Bifrontal theta-band frequency synchrony of the high delayed match to sample (DMS) memory load (5 items) conditions with and without distraction for normal controls (NC1) in Study 1. Serial measures t test comparisons of 6 Hz phase coupling (threshold of p < 0.05 per time point if present continuously over three successive theta cycles indicated by markings on x-axis) on bifrontal sensor groups (right, insets). Error bars indicate SEM. A, Comparisons of theta synchrony across a 5 s delay period of low performers demonstrate that bifrontal theta coupling is reduced with distractor presentation (red) compared to without distractor presentation (blue).
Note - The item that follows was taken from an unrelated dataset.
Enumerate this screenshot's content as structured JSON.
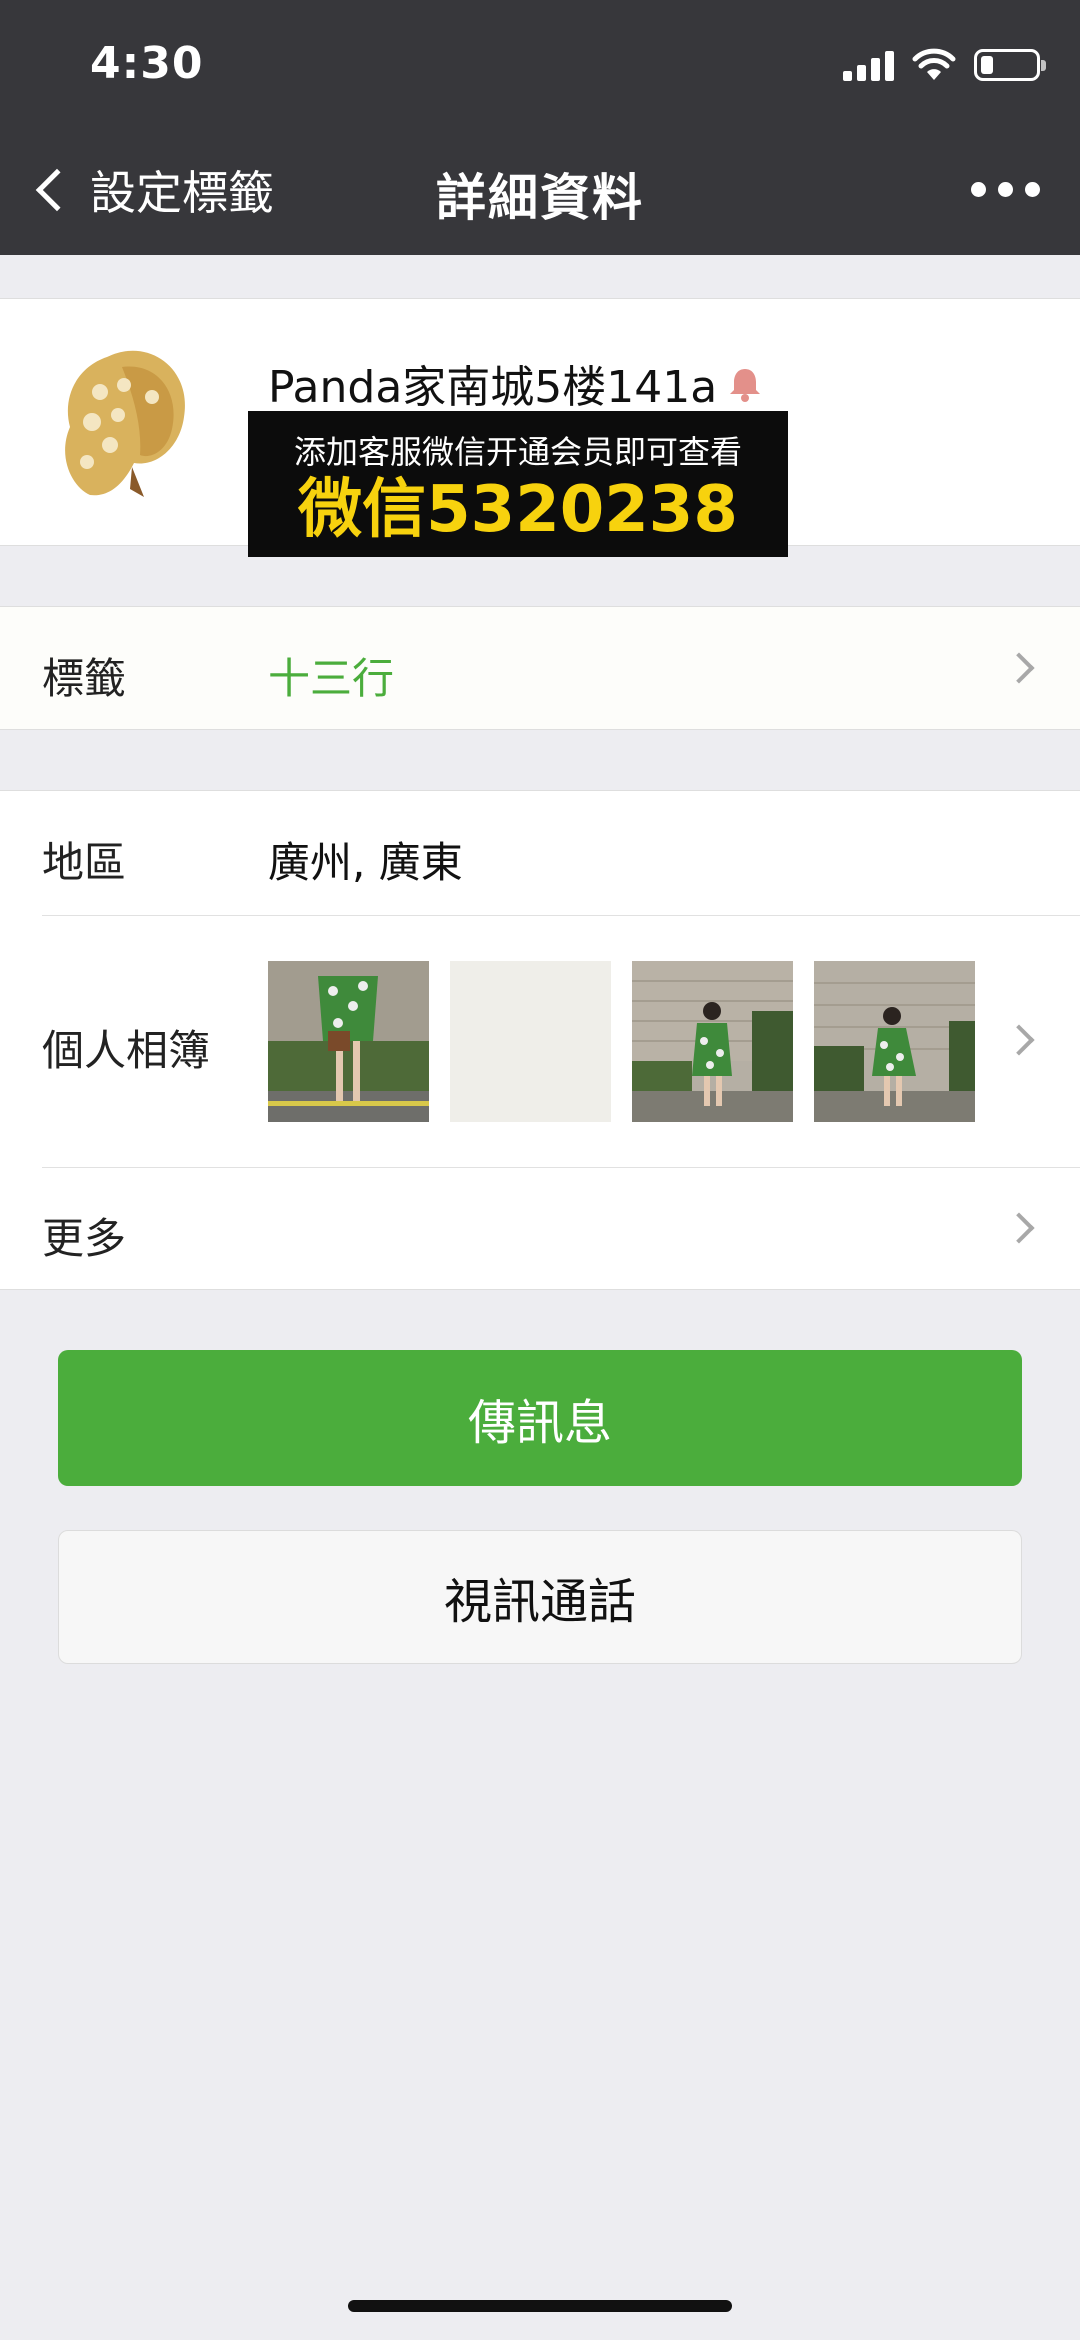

B, In comparison, distractor presence (red) in the high performance group show no differences between bifrontal theta coupling compared with the no distraction condition (blue) during the delay period.

Figure 7.

Topographic distribution of event-related fields (ERFs) for the critical time window of analysis during the delayed match to sample (DMS) delay period (left) and the intertrial interval when participants were instructed to blink (right) on the same bifrontal sensors as in the primary phase-coupling analysis in NC1 (Study 1) for all relevant conditions of comparison (A, 1-item load in the low performers; B, 5-item load in the low performers; C, 5-item load with distraction in the low performers; and D, 5-item load in the high performers). The ERF topographies during the intertrial intervals clearly demonstrate the typical bifrontal distribution created by eye blink artifacts (right). In contrast, the critical DMS delay period time windows used for analysis (left) have a radically different distribution, demonstrating that ocular movements were not notably contaminating DMS delay period MEG recordings during any of the primary conditions of comparison used for the phase-coupling analysis.